Four Lessons From Nature’s Complexity

Our organizations have a difficult relationship with complexity. Sometimes we choose to ignore it. Other times, we stubbornly fight it, regardless of the outcome.

Many of our systems and processes are not designed to support or serve the complexity in our organizations—or our world. Yet complex organizations must survive situations that are unpredictable and unforeseen. They must grow variables and results that can’t always be named while still maintaining their purpose and function.

We struggle to adapt to this reality, despite the fact that there is complexity in and around us.

As I consider this challenge, I realized we’ve been living within a complex, dynamic system our entire lives–Nature! Nature is the perfect teacher for learning how to navigate complexity in our work. That’s because we’ve already learned how to navigate Nature-based complexity in our personal lives.

We are generally comfortable with the ongoing changes that Nature presents every day. We’re comfortable with the lack of predictability. Even though we like weather forecasts, we aren’t entirely disrupted when they’re wrong.

Unconsciously, we accept that everything in Nature is dynamic. The sun rises and sets at a different time each day. The exact date when summer tips into fall isn’t known, even though we have a seasonal calendar. During each day and as the seasons change, we see things shift in ways that often seem to move forward, then backward. Here in Minnesota, we had our heat on last week—but it’s going to be in the 80s this weekend! We adapt to these events, just as we adapt to major storms and other natural disruptions.

Applying Nature’s lessons about complexity to our organizations

When disruption in our organizations occurs and we experience complexity, we ask our leaders to manage, problem-solve, and control the situation. This causes frustration, stress, and a host of other problems. Our experience with Nature, however, is proof that as humans we can learn to shift and adapt much more easily. It seems intuitive, but we can focus our professional approach to complexity in much the same way.

How do we do that? To model our leadership practices and processes from Nature, we have to remember four key lessons.
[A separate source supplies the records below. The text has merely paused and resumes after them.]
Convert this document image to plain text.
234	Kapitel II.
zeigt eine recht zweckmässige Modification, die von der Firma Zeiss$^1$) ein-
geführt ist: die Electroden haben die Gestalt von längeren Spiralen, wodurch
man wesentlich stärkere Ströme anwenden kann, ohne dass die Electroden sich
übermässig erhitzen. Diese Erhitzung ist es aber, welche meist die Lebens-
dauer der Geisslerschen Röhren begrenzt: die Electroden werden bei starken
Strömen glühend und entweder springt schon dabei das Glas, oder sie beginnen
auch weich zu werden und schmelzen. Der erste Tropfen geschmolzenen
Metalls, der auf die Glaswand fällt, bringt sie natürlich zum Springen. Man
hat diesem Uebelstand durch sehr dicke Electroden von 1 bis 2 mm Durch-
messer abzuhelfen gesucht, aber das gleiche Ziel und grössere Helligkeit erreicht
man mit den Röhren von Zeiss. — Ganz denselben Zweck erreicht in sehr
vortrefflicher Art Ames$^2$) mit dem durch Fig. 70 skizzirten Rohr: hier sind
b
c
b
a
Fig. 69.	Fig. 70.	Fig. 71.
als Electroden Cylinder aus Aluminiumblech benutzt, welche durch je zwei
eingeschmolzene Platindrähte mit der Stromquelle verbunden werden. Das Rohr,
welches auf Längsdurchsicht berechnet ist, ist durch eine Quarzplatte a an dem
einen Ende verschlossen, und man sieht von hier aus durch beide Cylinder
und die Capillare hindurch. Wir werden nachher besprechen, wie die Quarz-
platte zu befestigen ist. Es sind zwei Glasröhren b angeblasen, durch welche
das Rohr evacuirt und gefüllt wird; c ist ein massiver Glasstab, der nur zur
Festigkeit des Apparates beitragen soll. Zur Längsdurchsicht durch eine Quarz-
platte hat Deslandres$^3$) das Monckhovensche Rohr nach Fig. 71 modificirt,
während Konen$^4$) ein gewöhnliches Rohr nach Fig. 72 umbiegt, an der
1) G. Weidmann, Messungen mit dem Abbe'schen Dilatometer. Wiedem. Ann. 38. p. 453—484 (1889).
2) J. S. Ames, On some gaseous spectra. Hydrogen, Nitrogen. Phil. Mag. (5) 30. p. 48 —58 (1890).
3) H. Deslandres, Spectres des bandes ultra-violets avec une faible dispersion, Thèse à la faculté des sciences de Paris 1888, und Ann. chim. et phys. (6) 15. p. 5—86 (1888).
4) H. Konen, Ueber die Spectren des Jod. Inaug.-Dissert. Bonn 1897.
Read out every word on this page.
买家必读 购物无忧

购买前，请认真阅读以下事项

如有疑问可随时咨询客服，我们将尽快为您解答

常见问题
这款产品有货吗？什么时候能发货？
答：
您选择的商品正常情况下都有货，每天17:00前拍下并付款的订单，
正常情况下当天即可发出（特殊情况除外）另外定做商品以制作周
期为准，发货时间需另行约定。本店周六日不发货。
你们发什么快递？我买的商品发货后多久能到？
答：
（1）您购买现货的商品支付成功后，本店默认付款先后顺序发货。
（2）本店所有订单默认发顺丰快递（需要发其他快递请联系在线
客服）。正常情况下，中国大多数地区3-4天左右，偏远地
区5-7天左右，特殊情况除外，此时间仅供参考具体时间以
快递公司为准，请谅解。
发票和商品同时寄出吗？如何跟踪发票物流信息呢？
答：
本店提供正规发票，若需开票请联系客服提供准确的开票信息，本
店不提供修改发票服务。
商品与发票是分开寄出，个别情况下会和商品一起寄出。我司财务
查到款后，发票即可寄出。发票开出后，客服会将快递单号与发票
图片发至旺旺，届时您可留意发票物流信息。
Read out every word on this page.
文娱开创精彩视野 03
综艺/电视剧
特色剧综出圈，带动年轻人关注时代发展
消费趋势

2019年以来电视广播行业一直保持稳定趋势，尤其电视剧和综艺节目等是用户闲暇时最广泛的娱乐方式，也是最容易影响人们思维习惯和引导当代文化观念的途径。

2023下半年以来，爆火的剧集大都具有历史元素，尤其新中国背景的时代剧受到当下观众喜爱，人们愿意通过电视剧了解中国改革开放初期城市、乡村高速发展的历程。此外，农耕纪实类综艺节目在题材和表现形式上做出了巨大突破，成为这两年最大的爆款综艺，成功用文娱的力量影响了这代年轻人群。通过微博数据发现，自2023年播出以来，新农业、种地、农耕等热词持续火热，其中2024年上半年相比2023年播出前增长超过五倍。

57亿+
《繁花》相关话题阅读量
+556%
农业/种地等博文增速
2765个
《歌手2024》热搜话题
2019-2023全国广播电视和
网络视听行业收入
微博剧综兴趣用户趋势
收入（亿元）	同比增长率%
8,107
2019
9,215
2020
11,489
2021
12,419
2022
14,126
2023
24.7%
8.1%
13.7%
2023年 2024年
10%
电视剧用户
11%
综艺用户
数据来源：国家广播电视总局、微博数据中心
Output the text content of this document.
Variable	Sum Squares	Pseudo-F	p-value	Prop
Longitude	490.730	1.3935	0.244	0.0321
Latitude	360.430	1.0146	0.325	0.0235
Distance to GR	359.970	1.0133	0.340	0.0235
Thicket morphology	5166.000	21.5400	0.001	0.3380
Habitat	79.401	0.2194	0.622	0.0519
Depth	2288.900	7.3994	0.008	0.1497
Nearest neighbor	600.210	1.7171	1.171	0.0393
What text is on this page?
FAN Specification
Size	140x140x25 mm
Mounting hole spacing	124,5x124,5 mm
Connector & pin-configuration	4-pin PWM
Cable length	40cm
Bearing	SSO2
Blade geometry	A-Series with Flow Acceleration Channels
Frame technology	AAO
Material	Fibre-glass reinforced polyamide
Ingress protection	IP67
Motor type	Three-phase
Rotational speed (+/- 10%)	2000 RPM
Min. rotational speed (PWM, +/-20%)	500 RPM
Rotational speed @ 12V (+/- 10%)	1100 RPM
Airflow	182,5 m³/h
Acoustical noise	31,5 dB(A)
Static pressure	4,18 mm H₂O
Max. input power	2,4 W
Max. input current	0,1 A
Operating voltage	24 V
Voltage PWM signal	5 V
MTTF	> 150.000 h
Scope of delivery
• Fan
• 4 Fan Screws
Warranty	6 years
1. Accept dynamic change as normal.

We like to think of our organizations as being static, and traditional management theory does work best in stable environments. But this is a fallacy, particularly in today’s business climate. Humans and their systems are always moving dynamically, just like Nature. Accepting that things are constantly changing in and around our organizations is the first step to creating a new relationship with complexity.

2. Hold prediction loosely.

We pride ourselves on being able to predict what is coming, and we like to think we’re in control through planning and goal-setting. But Nature demonstrates that complex systems have numerous variables, with new ones emerging all the time. We need to embrace the fact that we may have a general understanding of what is probable, but that the timing and the accuracy of that prediction are changeable.

Nature teaches us to hold our expectations of predictability loosely.

3. Focus on adaptation, not control.

We know we can’t influence the weather. If we have bad weather heading our way, we change our clothes and sometimes our plans. We don’t go outside and shout at the skies, demanding a nicer day. Nature tells us to observe what we can and can’t control. In our organizations, we regularly experience unexpected “weather.” Being flexible and adaptable helps us respond to complex variables much more easily, and with much less stress.

People have a huge, unseen capacity for adaptation.  Creating the right conditions for systems and organizations to adapt and evolve is much more important than building restrictive processes that increase brittleness.

4. Learn to be comfortable with complexity.

Unless we’re faced with major events like hurricanes or wildfires, Nature’s day-to-day complexity doesn’t create fear of the unknown in our lives. It’s familiar.

Yet organizations actively deny complexity because the unknown makes leaders nervous. The lack of control and difficult-to-manage connections within and outside the organization clash with our desire to make everything efficient. We know from our experiences that rallying against—or trying to control—complexity doesn’t make it go away. Instead, it creates unintended consequences that ripple into our future decisions and shape the challenges we will face in the next quarter, year, or decade.

Remind yourself how well we tolerate the complex natural world, and it will become easier to lead more confidently through complexity.

I’m curious, how do you approach organizational complexity? What leadership lessons from Nature can you lean on in our ever-changing world?